Being a project manager is challenging. It requires the ability to organize events, people, and projects. Being a good project manager is difficult, but being a skilled project manager is close to impossible. It requires a deep understanding of project deadlines and how these align with the company’s goals. A project manager needs to manage their time efficiently while not micromanaging employees.

Avoid the Danger of Micromanagement

Understandably, project managers want to show that they are diligent when they are assigned a task. Many mistakenly think the only way to do this is to micromanage their team.

Instead of motivating their team, micromanaging makes a team feel like they are not trusted. It is uncomfortable to have someone constantly nagging you and breathing down your neck. It can make a project take longer than it should.

When deadlines are looming, some managers feel that by making their employees work over the weekend and refusing to give them nights off they will get the task done quicker. Usually, employees who are micromanaged feel burned out. They feel demotivated and want to quit. They will only do the bare minimum to get by. A great project manager avoids micromanagement as if it were the plague.

Identify and Evaluate Priorities

To be a good project manager, you need to separate the urgent from the important. If you see everything as if it were a disaster, you will not know where to direct your energy. Your employees will feel confused, and productivity will suffer.

It is difficult for project managers to distinguish between what is important and what is urgent. Project managers need the training to help them in this regard. Programs that offer the agile coaching certification can help project managers work in a way that allows them to complete all of their assigned tasks while helping their employees maintain a positive and upbeat spirit.

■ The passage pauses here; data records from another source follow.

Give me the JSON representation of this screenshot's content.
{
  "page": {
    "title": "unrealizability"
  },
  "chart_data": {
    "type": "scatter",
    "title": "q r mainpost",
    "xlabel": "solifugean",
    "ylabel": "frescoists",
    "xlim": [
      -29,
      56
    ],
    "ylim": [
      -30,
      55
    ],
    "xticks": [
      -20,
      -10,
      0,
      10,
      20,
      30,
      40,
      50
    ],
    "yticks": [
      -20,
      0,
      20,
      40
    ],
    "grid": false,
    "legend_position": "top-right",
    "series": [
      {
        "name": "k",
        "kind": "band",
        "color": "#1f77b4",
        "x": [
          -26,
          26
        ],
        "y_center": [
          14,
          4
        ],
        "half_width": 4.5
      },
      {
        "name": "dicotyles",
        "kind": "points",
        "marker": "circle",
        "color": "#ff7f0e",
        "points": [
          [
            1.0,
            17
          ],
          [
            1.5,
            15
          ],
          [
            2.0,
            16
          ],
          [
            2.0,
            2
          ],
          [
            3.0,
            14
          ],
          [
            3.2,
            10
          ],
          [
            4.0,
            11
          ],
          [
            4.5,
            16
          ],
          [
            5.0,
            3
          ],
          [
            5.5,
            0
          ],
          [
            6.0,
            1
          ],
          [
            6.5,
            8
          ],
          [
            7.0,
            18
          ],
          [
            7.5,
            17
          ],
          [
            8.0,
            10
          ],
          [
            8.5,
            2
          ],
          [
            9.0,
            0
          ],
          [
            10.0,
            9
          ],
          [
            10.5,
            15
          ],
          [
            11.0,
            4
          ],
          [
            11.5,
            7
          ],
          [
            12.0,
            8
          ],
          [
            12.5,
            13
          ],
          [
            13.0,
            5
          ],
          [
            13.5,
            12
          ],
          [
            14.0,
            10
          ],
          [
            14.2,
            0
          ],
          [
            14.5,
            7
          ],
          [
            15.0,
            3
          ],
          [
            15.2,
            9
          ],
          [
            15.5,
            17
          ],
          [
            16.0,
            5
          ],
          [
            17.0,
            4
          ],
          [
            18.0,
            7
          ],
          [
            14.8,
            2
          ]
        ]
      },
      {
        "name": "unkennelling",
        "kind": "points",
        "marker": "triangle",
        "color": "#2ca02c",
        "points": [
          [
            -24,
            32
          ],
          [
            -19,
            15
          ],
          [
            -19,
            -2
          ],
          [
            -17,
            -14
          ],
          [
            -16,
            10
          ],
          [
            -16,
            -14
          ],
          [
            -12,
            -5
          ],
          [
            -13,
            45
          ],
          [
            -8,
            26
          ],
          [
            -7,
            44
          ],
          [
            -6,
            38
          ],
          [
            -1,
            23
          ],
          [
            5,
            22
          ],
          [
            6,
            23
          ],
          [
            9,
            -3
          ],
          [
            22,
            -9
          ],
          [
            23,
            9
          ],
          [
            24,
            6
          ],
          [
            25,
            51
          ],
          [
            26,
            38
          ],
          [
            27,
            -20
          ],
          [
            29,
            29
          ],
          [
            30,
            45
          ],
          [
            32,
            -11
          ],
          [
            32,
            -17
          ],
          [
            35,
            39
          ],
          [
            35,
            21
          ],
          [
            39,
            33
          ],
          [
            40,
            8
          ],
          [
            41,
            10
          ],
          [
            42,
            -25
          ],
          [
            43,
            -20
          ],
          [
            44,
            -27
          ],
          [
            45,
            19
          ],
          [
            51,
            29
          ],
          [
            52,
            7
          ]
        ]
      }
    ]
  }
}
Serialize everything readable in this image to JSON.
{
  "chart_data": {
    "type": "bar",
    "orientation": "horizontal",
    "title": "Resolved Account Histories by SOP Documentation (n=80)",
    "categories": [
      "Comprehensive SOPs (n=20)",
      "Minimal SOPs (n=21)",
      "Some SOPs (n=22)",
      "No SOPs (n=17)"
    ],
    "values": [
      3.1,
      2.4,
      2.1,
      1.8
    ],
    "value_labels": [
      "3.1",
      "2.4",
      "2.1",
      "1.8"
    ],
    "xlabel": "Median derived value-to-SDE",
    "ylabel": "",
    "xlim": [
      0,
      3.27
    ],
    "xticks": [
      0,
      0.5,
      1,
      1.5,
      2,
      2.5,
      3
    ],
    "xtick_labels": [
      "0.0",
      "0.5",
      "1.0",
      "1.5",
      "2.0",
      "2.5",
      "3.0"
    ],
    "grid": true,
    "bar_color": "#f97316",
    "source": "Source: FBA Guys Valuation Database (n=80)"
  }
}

Effective Time Management Is Important

Great project managers see time management as priority number one. Some would argue that employees should be priority number one. However, a project manager who has learned how to effectively manage time is one who puts their employees first. They understand the importance of keeping a balance between working hard during work hours and allowing their employees to have free time and to live their life.

Project managers help employees get things done in a timely way without unnecessarily pressuring them. Employees are more efficient when work is given to them without there being an artificial time crunch put on them. Time management means being able to identify the strengths and weaknesses of each employee and assigning them tasks that they can accomplish in the most efficient way. Time management means giving employees targets that they can meet each day so that at the end of the day they have a sense of accomplishment.

Communication Is Key

A good project manager communicates well. They need to communicate with stakeholders and team members. This allows the project to be delivered on schedule.

A poor communicator promises stakeholders things that are impossible and then puts pressure on employees to complete tasks in an unrealistic timeframe. Poor communication creates problems with the team and with clients.

A good project manager understands that not everyone communicates in the same way. They use their familiarity with their team members and their clients to tailor their communication to make sure that the information they want to transmit gets across in a clear and understandable way.

You Need to Be a Psychologist

A project manager who does their job well can get into the minds of their employees. They know what their employees can and cannot deliver. They know how fast they can accomplish tasks and know what tasks their employees are good at and what tasks they are not good at.

They understand how to encourage employees to finish tasks they are good at and encourage them to persevere at tasks that they might not be the best at but that needs to be accomplished in order for the job to get done. This means that a good project manager will get to know the strengths and weaknesses of their team.

Conclusion

Good project managers bring out the best in their team. This allows them to deliver projects on time. With good communication, time management, and problem-solving skills, they help their team become the best they can be.